The Battle of San Pietro

The Battle of San Pietro

We knew it, and the enemy knew it. We had to take it.

I can’t count the number of John Huston films on the List. Well, yes I can, thanks to the Director’s Index in the back; there are apparently nine. Still, I was curious as to what possessed the editors to add The Battle of San Pietro, an otherwise conventional war doc at first glance. This isn’t a feature, or even a fiction film; it’s a short documentary, just over a half hour long, that details… well, the Battle of San Pietro, a major struggle fought in the eponymous Italian town, and a large stepping stone toward the Allies’ attempt to take back the city of Rome. Like I said, it seemed unassuming at first, but by the time that short half hour was finished, I was surprised how much I had gotten out of it.

What makes this especially notable was how it was shot. This isn’t a re-enactment or Hollywoodized production of the battle; Huston and his crew were really at the battle itself, filming their footage right alongside the soldiers as they fought (and for some, died) the intense week-long skirmish. What this gives us is some rather harrowing footage of wartime as it is happening, not seen in hindsight like almost every other war documentary out there. Even though this isn’t a fiction film, Huston still decides to tell a story, with narrative and flow, as well as style and panache in the delivery. The jingoistic narration, done by Huston himself, is admittedly very propagandized, but the narration is largely the reason the film is so focused, and comes off so easily accessible; quite the opposite of In the Year of the Pig.

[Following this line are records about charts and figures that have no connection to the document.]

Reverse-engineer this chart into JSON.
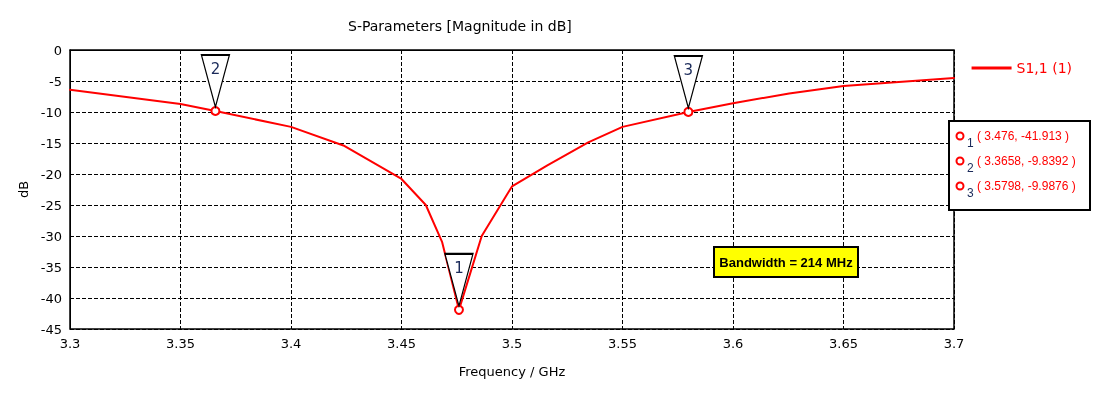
{
  "chart_data": {
    "type": "line",
    "title": "S-Parameters [Magnitude in dB]",
    "xlabel": "Frequency / GHz",
    "ylabel": "dB",
    "series": [
      {
        "name": "S1,1 (1)",
        "color": "#ff0000",
        "x": [
          3.3,
          3.35,
          3.3658,
          3.4,
          3.4237,
          3.45,
          3.461,
          3.4684,
          3.476,
          3.4863,
          3.5,
          3.516,
          3.5345,
          3.55,
          3.5798,
          3.6,
          3.6254,
          3.65,
          3.7
        ],
        "values": [
          -6.4,
          -8.7,
          -9.8392,
          -12.4,
          -15.4,
          -20.8,
          -25,
          -31,
          -41.913,
          -30,
          -22,
          -18.6,
          -14.9,
          -12.4,
          -9.9876,
          -8.6,
          -7,
          -5.8,
          -4.5
        ]
      }
    ],
    "xlim": [
      3.3,
      3.7
    ],
    "ylim": [
      -45,
      0
    ],
    "xticks": [
      3.3,
      3.35,
      3.4,
      3.45,
      3.5,
      3.55,
      3.6,
      3.65,
      3.7
    ],
    "yticks": [
      -45,
      -40,
      -35,
      -30,
      -25,
      -20,
      -15,
      -10,
      -5,
      0
    ],
    "grid": true,
    "legend": "top right",
    "marker": "none",
    "line_style": "solid",
    "annotations": [
      {
        "text": "1",
        "x": 3.476,
        "y": -41.913
      },
      {
        "text": "2",
        "x": 3.3658,
        "y": -9.8392
      },
      {
        "text": "3",
        "x": 3.5798,
        "y": -9.9876
      },
      "( 3.476, -41.913 )",
      "( 3.3658, -9.8392 )",
      "( 3.5798, -9.9876 )",
      "Bandwidth = 214 MHz"
    ]
  }
}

I was surprised at how much I liked this. It’s concise, at a mere half hour; it’s accessible and easily watchable, unlike most documentaries that come my way; and while I wouldn’t call it entertaining, it was fascinating in a highly historical relevance. I don’t think everyone will get as much out of it as I did, but I really feel I’d be doing a disservice if I were to give this any lower of a rating. It’d be dishonest to myself, which is something I try my hardest never to do. To that end, I’ll only say; while your experience with this film may (and likely will) vary from mine, that doesn’t mean it is any less deserving of your attention. I don’t know too many war documentaries, and have seen even less, so I can’t attest to this one making the list above potential others, but I wasn’t too disappointed with the excursion, so that’s a win in my book.